City of time. Lorat was built on a chrono-anomaly: time proceeds at roughly one-half rate within the city walls relative to outside. Lorat's position is otherwise unfavorable: built on a rocky coast, with no natural harbors, which fish (and fishermen) had long avoided. The surrounding soil is poor as well – though with modern fertilization and irrigation magics farmers have been able to coax some food from it. However, speaking of irrigation, the karst limestone terrain means that there are no rivers or other readily accessible sources of fresh water; the city is reliant on inefficient rain-catchers. Oh, and the forest is haunted – possibly cursed. There simply wouldn't be an important city here, if not for the significant demand for making things happen twice as fast.
Want your brewery, mill, factory, forge, or writing project to have double the productivity? Build it in Lorat! With days that last for 50 hours instead of 24, Lorat is the solution to the world's productivity problems! The only catch: the locals just don't seem to have any sense of urgency – or so outsiders claim.
Oh, a word of caution to travelers: the time boundary, just outside the wall, can be lethal. Run through it as fast as possible, head forward. Biological systems do NOT appreciate operating at two different timescales at once, even if they only differ by a factor of two-ish.

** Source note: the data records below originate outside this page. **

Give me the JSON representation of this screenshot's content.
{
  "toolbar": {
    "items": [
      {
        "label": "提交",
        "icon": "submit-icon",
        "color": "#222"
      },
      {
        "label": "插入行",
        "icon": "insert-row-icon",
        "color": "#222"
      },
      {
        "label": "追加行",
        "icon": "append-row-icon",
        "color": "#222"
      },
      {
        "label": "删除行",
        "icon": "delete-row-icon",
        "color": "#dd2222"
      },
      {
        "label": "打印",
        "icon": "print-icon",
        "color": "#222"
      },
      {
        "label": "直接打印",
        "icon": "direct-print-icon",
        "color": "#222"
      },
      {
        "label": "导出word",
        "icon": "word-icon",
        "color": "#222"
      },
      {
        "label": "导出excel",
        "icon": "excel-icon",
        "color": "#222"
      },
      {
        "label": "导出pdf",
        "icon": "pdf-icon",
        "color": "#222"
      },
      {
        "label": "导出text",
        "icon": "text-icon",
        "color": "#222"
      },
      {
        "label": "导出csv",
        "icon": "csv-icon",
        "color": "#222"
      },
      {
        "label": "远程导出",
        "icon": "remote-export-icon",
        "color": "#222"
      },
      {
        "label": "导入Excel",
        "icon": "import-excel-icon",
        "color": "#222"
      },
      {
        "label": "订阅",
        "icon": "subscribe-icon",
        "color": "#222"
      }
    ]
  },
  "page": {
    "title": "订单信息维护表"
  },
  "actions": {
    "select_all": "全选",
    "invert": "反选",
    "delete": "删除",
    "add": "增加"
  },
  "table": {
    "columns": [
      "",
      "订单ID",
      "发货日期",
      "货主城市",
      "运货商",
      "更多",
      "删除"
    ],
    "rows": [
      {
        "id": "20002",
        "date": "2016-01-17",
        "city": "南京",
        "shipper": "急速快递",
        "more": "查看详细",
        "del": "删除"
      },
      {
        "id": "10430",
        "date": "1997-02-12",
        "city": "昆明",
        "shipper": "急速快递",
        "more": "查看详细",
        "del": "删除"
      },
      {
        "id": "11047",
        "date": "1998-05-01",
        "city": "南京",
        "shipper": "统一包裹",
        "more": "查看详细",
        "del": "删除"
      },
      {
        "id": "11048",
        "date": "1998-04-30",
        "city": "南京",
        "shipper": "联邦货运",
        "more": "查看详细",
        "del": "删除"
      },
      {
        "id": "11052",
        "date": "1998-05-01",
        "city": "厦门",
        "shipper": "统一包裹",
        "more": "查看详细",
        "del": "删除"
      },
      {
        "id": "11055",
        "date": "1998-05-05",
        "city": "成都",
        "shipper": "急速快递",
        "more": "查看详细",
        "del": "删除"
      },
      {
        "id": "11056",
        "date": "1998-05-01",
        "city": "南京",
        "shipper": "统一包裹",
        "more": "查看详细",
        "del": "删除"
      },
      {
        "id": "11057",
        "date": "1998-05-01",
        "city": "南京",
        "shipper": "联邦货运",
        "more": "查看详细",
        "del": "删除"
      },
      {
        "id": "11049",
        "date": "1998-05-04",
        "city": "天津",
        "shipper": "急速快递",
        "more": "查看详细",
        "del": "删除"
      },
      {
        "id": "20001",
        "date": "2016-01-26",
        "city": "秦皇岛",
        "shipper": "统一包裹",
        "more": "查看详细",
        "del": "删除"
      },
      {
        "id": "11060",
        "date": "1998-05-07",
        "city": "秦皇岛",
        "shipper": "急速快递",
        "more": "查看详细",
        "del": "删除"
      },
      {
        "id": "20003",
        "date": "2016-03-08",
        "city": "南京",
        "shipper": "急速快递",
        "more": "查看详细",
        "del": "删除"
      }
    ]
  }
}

Cultural Influence: 8 Outsiders are fascinated by Lorat and its time anomaly, and tourists will visit the area just to see it – and to extend their vacations, for that matter.
Lorat's time dilation isn't just useful for captains of industry: captains of creativity make use of the city's slower time as well. Wordsmiths who need their novella completed within the fortnight will often whisk away to Lorat, where they can burn twice the midnight oil and meet their deadline without going insane. Because so many writers and artists have visited the city, it features in a number of prominent works.
And yet, Lorat's own culture is not, in and of itself, influential. Like its economic output, Most of Lorat's cultural contributions have been made by visitors and immigrants, not the locals. These locals are frequently depicted as lazy and unmotivated – and the time anomaly is used to justify this stereotype.
Economic Influence: 13 Every efficiency-minded guild, state, and manufactory conglomerate looks to Lorat as the promised land of productivity. In practice, outsourcing here is often so impractical that it isn't worth the time boost.
Military Influence: 6 Lorat's outsourced military manufactories guarantee that the city will never be short on weapons.
The time boundary is a wonderful defensive perimeter. It can only be crossed safely at high speed, and anything outside it moves at least two times slower (from the perspective of people on the inside) so dodging arrows and catapult fire is pretty much out of the question. Not to mention the momentum boost for firing heavy objects from inside – and the penalty for anything headed in.
Continued stability in Lorat is a high priority for many outside parties who have invested in the city's infrastructure, so the city has access to all manner of foreign defensive technologies and magics, as well as discount-priced mercenaries. That being said, Lorat isn't about to go invade or threaten its rivals anytime soon; it's hardly a warlike city-state.
The sanctuary city of refugees and runaways. Farhaven explicitly forbids all extradition and does not allow bounty hunters anywhere near its walls – somehow, the guards can always sniff out bounty hunters. This is a great place to go for a fresh start, especially if a tame and reasonably prosperous city is preferred to some harsh wilderness, or the chaos of Foundling. Farhaven welcomes all and erases their past – and yet, the city does not abide violent crime. “Your slate can only be cleaned once” and “second chances are a right, third chances are a mistake” are common slogans here.
Farhaven was once a dwarven city – a city renowned for its fairness and democracy, in an age when these strange concepts made it a pariah among dwarves and humans alike.
Farhaven (along with Gorshnethkein) was among the last great dwarven cities to rest on the surface, unhidden. In fact, some still call it a dwarven city, as dwarves are a significant minority (~15%) and the ancient city charter requires that at least one dwarf must always serve on the city council. But by and large, humans are now in charge here; the result of the demographic inevitabilities of rapid human breeding and migration. The transition was gradual and peaceful; eventually the dwarves realized they weren't really in control of their ancient city, but (unlike in many other formerly-dwarven territories) they either adapted to the new human-centric normal or faded away to their secret underground holds. Humans never sought to force dwarves from a position of power, they demanded only participation in the city's mostly-democratic system of government, and eventually their numbers dictated that they were in power. Most of modern Farhaven's buildings and infrastructure have been built by humans in the past few centuries, but the overall architectural style is still decidedly dwarven.
Though the Dwarves have no love for Drow, Farhaven prided itself on being a city of safe refuge for Drow during the Underdeep Crusades and the Weeping War. It repelled at least one major siege during this time.